Roth definitely did his homework researching historical figures. I didn’t know, for example, that New York City mayor Fiorello LaGuardia was part Jewish. It’s too tempting to think that The Plot Against America should’ve been called The American Plot, that Roth’s sounding an alarm about the sinister forces of white supremacy in America is really just an exposé of the obvious, shining a bright light on aspects of American society that are hiding in plain sight. This is the opposite extreme from the argument made by one critic of the novel, Bill Kauffman, who forgot that he was reviewing a work of fiction and concluded that: 

This is a repellent novel, bigoted and libelous of the dead, dripping with hatred of rural America, of Catholics, of any Middle American who has ever dared stand against the war machine. All that is left, I suppose, is for the author to collect his Presidential Medal of Freedom. (1)
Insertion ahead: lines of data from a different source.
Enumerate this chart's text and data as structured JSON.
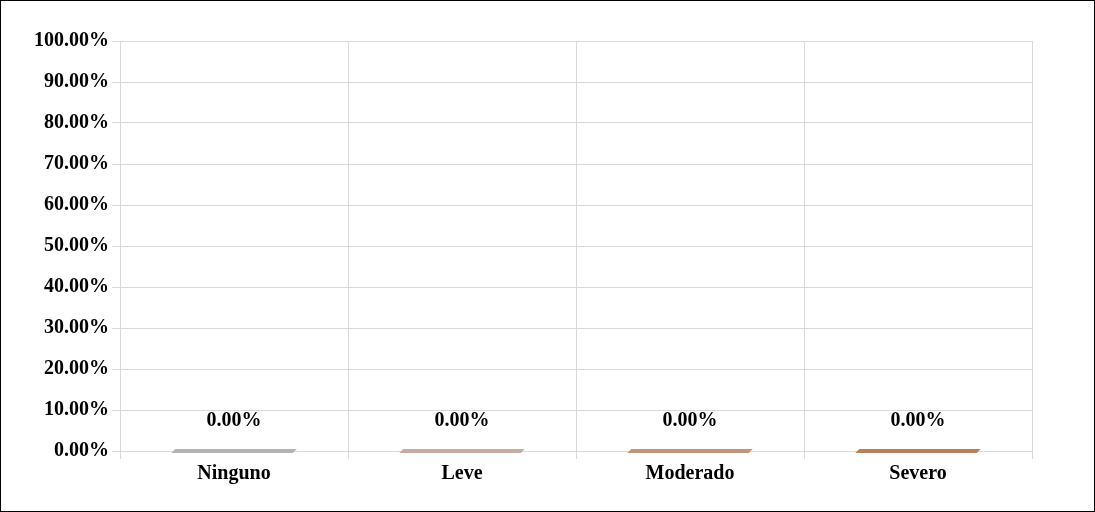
{
  "chart_data": {
    "type": "bar",
    "categories": [
      "Ninguno",
      "Leve",
      "Moderado",
      "Severo"
    ],
    "values": [
      0,
      0,
      0,
      0
    ],
    "colors": [
      "#b3b3b3",
      "#c4aca0",
      "#c0967a",
      "#b97e5a"
    ],
    "value_labels": [
      "0.00%",
      "0.00%",
      "0.00%",
      "0.00%"
    ],
    "ylim": [
      0,
      100
    ],
    "yticks": [
      {
        "value": 0,
        "label": "0.00%"
      },
      {
        "value": 10,
        "label": "10.00%"
      },
      {
        "value": 20,
        "label": "20.00%"
      },
      {
        "value": 30,
        "label": "30.00%"
      },
      {
        "value": 40,
        "label": "40.00%"
      },
      {
        "value": 50,
        "label": "50.00%"
      },
      {
        "value": 60,
        "label": "60.00%"
      },
      {
        "value": 70,
        "label": "70.00%"
      },
      {
        "value": 80,
        "label": "80.00%"
      },
      {
        "value": 90,
        "label": "90.00%"
      },
      {
        "value": 100,
        "label": "100.00%"
      }
    ],
    "grid": true,
    "legend": false
  }
}
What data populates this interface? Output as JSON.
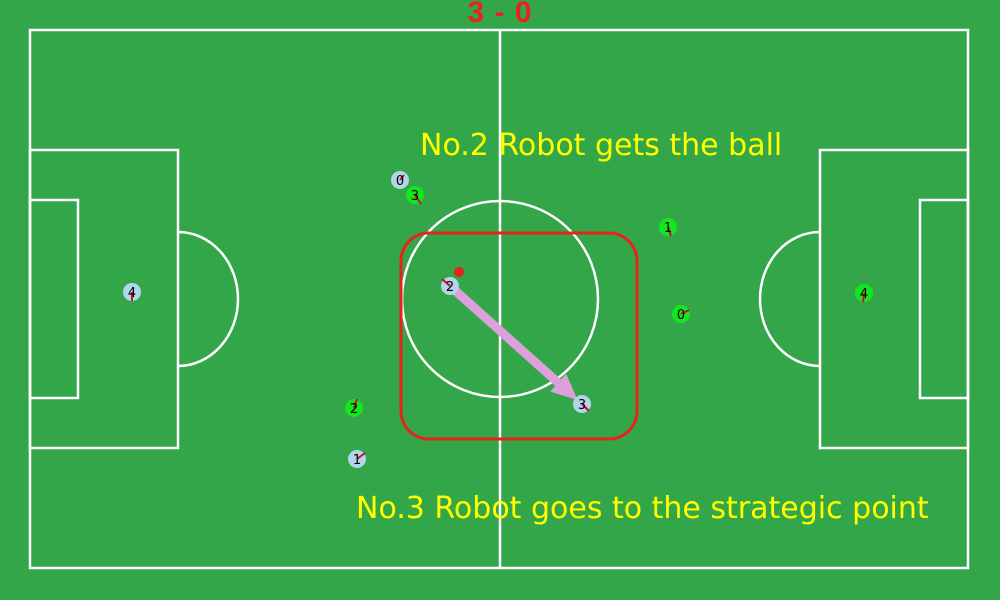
{
  "scoreboard": {
    "score": "3 - 0",
    "color": "#e8231c"
  },
  "captions": {
    "top": "No.2 Robot gets the ball",
    "bottom": "No.3 Robot goes to the strategic point",
    "color": "#ffff00"
  },
  "colors": {
    "pitch": "#32a648",
    "lines": "#ffffff",
    "team_blue": "#b3d5ea",
    "team_green": "#12e61e",
    "ball": "#e8231c",
    "highlight_box": "#e8231c",
    "pass_arrow": "#dda0dd",
    "heading_marker": "#c8102e"
  },
  "robots": {
    "blue": [
      {
        "label": "0"
      },
      {
        "label": "1"
      },
      {
        "label": "2"
      },
      {
        "label": "3"
      },
      {
        "label": "4"
      }
    ],
    "green": [
      {
        "label": "0"
      },
      {
        "label": "1"
      },
      {
        "label": "2"
      },
      {
        "label": "3"
      },
      {
        "label": "4"
      }
    ]
  },
  "ball": {
    "name": "ball"
  },
  "pass_arrow": {
    "from": "blue robot 2",
    "to": "blue robot 3"
  }
}
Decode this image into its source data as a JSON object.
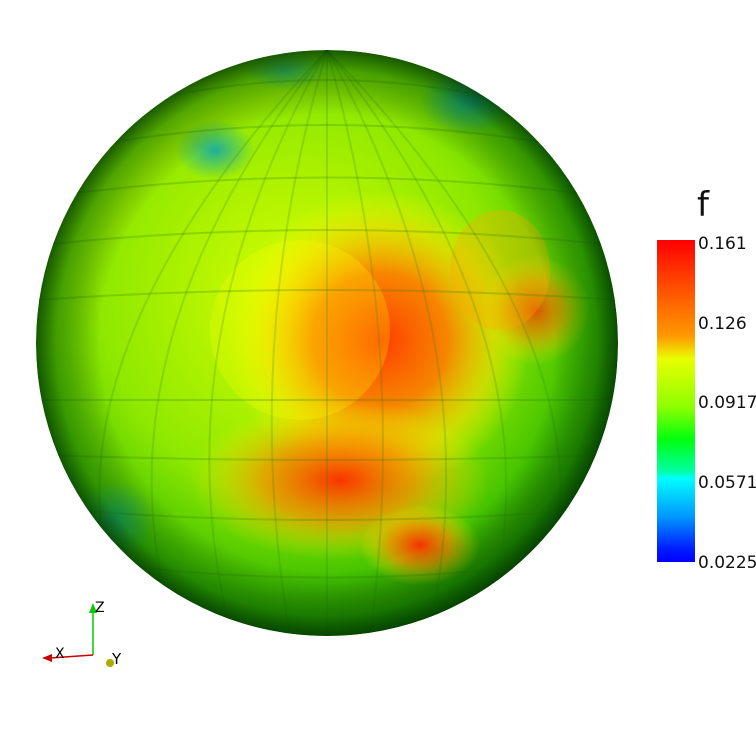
{
  "scalar_bar": {
    "title": "f",
    "ticks": [
      "0.161",
      "0.126",
      "0.0917",
      "0.0571",
      "0.0225"
    ],
    "colors": {
      "max": "#ff0000",
      "mid": "#ffff00",
      "low_mid": "#00ff00",
      "low": "#00ffff",
      "min": "#0000ff"
    }
  },
  "axes": {
    "x_label": "X",
    "y_label": "Y",
    "z_label": "Z",
    "x_color": "#cc0000",
    "y_color": "#aaaa00",
    "z_color": "#00cc00"
  },
  "scene": {
    "object": "sphere",
    "background": "#ffffff"
  }
}
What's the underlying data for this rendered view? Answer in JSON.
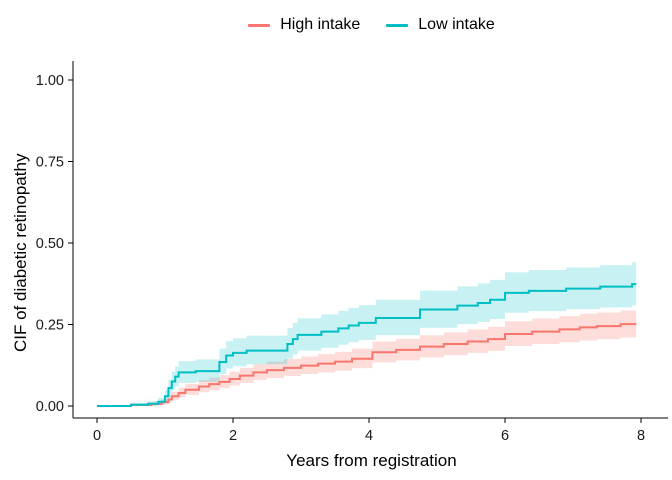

Kaufman evidently believes that there is one America, just as there is one American history. (Even if he stupidly, for the sake of his argument, gives legitimacy to the anti-war movement at a moment in history when it was completely untenable.) He doesn’t believe that, from the perspective of a Jewish kid in New Jersey, there could possibly be another America, just as he probably doesn’t recognize the enormous rift dividing the country today. 

Has surviving four years of Trump in the White House made The Plot Against America more prescient? HBO certainly thought so. What will always stay with me from my reading of the novel is Roth’s affectionate portrayal of what it was like to be a Jewish-American in the 20th Century, and what being an American fully means.


(1) "Heil to the Chief," The Ametican Conservative, September 27, 2004.